Hi!  I have recorded a  lot of music on my USB memory sticks.  Just can't seem to figure out how to back the music unto my computer in case something happens to the USB sticks.  I am using Windows 10.  Thanks in advance.


----------



## win231 (Sep 10, 2019)

Me, too.  When I got a new car, it didn't have a CD player.  The salesman told me I can record hundreds of CD's onto a memory stick.  But since I recorded it from CD's, I already have backup.  What did you record the music from?  If it wasn't recorded from CD's, maybe record it onto a 2nd or 3rd memory stick?


----------



## Mike (Sep 11, 2019)

Packerjohn, it is quite easy to do, plug in the memory stick
and click on your start button at the bottom left of your
screen, scroll down and you will see the memory stick listed,
click on it and all the music that you have in there will show
on a large screen to the right, highlight one, then hold down
the "ctrl and the A" buttons at the same time and all your music
will be highlighted, click on any one and slide to the left to the
"My Music" file or to another that you want to put it in, slide it
up and down the list till you see "Save in -------" the name of
the file you want to use.

This operation might take a long time, depending on how many
titles are being transferred.

Good Luck.

Mike.


----------



## Packerjohn (Sep 11, 2019)

Thanks Win231 & Mike.  I just bought a Ford Focus 2018 & I am lucky that it still has a CD player.  That is good for me as I have over 400 of my own recorded music on CDs.  Recently, I have gone into recording music from CDs that I borrow from our local library & it has been fun.  I record stuff like Mexican or African music & then I record stuff like Johnny Cash, Hank Williams or Marty Robbins from my own CD/LP record collection.  It sounds all mixed up but my wife likes the mixture instead of recording 200 Johnny Cash songs.  Mike, I have copied your instructions & will try your instructions this morning.  Thanks to all.


----------



## Ken N Tx (Sep 11, 2019)

Packerjohn said:


> Hi!  I have recorded a  lot of music on my USB memory sticks.  Just can't seem to figure out how to back the music unto my computer in case something happens to the USB sticks.  I am using Windows 10.  Thanks in advance.

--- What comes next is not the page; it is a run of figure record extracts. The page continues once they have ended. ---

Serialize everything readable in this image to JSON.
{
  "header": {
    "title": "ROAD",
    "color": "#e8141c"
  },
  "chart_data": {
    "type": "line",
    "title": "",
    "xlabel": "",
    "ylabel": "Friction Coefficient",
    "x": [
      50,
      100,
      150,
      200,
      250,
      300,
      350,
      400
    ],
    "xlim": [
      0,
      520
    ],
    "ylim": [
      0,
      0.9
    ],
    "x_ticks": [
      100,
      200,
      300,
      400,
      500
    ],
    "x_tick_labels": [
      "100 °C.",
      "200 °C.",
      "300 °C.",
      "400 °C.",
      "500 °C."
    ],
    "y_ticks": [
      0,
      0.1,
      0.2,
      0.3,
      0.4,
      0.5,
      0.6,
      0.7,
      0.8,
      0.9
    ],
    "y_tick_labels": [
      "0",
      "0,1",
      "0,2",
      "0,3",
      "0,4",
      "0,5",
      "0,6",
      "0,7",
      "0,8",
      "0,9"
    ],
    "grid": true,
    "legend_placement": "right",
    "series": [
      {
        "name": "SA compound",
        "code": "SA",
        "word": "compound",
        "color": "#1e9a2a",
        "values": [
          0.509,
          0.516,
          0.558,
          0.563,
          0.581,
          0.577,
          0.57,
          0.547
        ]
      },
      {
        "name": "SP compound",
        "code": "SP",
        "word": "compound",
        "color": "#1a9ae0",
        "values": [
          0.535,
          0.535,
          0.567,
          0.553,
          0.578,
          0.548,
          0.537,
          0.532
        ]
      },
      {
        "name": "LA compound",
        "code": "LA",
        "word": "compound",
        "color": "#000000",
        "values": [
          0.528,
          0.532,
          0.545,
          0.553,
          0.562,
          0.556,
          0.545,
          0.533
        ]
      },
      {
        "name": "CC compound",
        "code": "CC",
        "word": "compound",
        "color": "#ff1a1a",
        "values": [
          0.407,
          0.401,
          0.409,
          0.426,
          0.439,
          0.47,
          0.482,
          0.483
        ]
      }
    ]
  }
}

I would leave them on USB, they will load too much to your computer!! I would copy them to another USB if I was worried about losing one..


----------



## Ronni (Sep 11, 2019)

You could also just transfer them all to an external drive. They are very portable these days and easy to use.


----------



## kburra (Sep 11, 2019)

Easy really, just plug your USB in, open my Computer and will see the USB there.RIGHT click it and in the options menu that pops up choose COPY now go to your desktop RIGHT click and choose PASTE...note also when viewing My Computer will show the size..depending on what format that is the size will vary, if MP3s won`t be that large.


----------



## Packerjohn (Sep 12, 2019)

Thanks Kburra.  The copy & paste works pretty well although one time I pasted 61 songs right on my screen.  Just will have to get them to go right into a special folder.  Thanks again.


----------



## kburra (Sep 12, 2019)

Packerjohn said:


> Thanks Kburra.  The copy & paste works pretty well although one time I pasted 61 songs right on my screen.  Just will have to get them to go right into a special folder.  Thanks again.



Ooops should have told you that, make a folder on the desktop and PASTE in there...sorry


----------